Because that really is the point – what used to be simply SIGINT used in war or in deterrence has become cyber and part of everyday life and conflict affecting all citizens.

It is no longer just an elite game of shadow Olympics: it is about how we can have a digital society when criminal and adversary states are so committed to stealing, manipulating, and using our data.

That is why blocking a history of SIGINT is ludicrous.

The question of who protects us from the protectors is a key one and watching the collusion of the FBI in the Clinton campaign against Trump certainly is a firm reminder of the risks.

But there is another aspect to their effort which is not discussed by them in the book.

Not only is SIGINT being transformed by the digital society, cyber and information war, but the liberal democracies are building forces to enhance their survival from the precision strike capabilities of peer competitors.

And they are doing this through force distribution.

And force distribution and integrated fires and operations can only work through secure C2 and ISR, and the ability to master counter-ISR.

In other words, rather than having only specialized SIGINT units as in the past, information operations are becoming an embedded part of normal military operations.

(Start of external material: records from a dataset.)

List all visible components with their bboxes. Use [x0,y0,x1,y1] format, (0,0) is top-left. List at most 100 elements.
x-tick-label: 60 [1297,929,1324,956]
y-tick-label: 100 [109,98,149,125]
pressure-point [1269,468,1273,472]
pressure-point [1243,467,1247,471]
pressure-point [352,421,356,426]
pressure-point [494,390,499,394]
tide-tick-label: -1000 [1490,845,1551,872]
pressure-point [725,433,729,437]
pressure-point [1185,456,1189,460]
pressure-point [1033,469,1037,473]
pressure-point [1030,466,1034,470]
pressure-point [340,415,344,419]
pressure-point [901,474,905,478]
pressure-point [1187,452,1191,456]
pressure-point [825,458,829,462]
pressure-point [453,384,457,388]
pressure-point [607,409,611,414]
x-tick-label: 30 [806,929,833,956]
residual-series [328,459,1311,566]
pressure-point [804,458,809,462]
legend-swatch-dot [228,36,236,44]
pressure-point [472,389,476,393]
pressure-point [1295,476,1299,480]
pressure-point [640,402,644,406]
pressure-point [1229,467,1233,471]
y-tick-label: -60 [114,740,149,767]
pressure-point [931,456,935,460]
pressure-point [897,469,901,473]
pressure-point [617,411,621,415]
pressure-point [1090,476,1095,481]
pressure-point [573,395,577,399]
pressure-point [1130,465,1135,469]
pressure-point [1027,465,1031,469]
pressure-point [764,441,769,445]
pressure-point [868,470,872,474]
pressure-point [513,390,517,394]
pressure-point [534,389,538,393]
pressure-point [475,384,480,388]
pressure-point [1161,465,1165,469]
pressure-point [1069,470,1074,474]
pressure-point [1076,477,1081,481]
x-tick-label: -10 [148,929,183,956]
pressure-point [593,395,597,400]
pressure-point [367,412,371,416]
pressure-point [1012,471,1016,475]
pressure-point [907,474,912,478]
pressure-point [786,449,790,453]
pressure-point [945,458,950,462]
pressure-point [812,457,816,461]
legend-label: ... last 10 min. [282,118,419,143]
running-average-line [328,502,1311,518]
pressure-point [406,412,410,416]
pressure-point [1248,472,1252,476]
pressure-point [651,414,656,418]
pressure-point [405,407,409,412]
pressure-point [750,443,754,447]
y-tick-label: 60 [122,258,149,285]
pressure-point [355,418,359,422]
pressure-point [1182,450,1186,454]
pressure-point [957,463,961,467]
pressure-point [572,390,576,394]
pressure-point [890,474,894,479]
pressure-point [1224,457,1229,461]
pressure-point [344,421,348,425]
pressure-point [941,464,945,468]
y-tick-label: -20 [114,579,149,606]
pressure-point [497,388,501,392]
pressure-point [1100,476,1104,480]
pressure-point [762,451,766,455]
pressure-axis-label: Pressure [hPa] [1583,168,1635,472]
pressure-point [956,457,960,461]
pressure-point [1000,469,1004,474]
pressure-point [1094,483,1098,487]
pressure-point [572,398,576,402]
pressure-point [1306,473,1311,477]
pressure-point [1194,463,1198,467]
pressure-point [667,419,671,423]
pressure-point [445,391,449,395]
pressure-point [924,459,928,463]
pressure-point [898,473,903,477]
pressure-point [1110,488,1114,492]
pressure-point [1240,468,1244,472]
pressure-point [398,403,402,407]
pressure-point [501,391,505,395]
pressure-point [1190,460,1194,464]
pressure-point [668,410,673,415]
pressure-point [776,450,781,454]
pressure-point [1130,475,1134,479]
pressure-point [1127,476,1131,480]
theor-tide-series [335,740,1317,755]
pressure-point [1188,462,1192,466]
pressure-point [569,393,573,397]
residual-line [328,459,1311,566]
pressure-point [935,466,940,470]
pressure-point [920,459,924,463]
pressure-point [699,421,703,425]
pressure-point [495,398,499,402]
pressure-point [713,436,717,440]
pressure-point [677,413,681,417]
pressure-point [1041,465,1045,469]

Frankly, this is a dramatic change. The decision by Australian Signals Directorate only underscored this point.

The book contains a wealth of interesting historical assessments which make the book worth reading on its own. For example, the discussion of the Australian contribution to the key battle of Midway is really a unknown story. There are many, many others.

But the book’s main contribution in my view is not simply opening of the kimono but opening the aperture with regard to the way ahead.

How do we master the digital age, notably in military operations, and still survive as a democracy?

Blocking the writing of this book only underscores the point.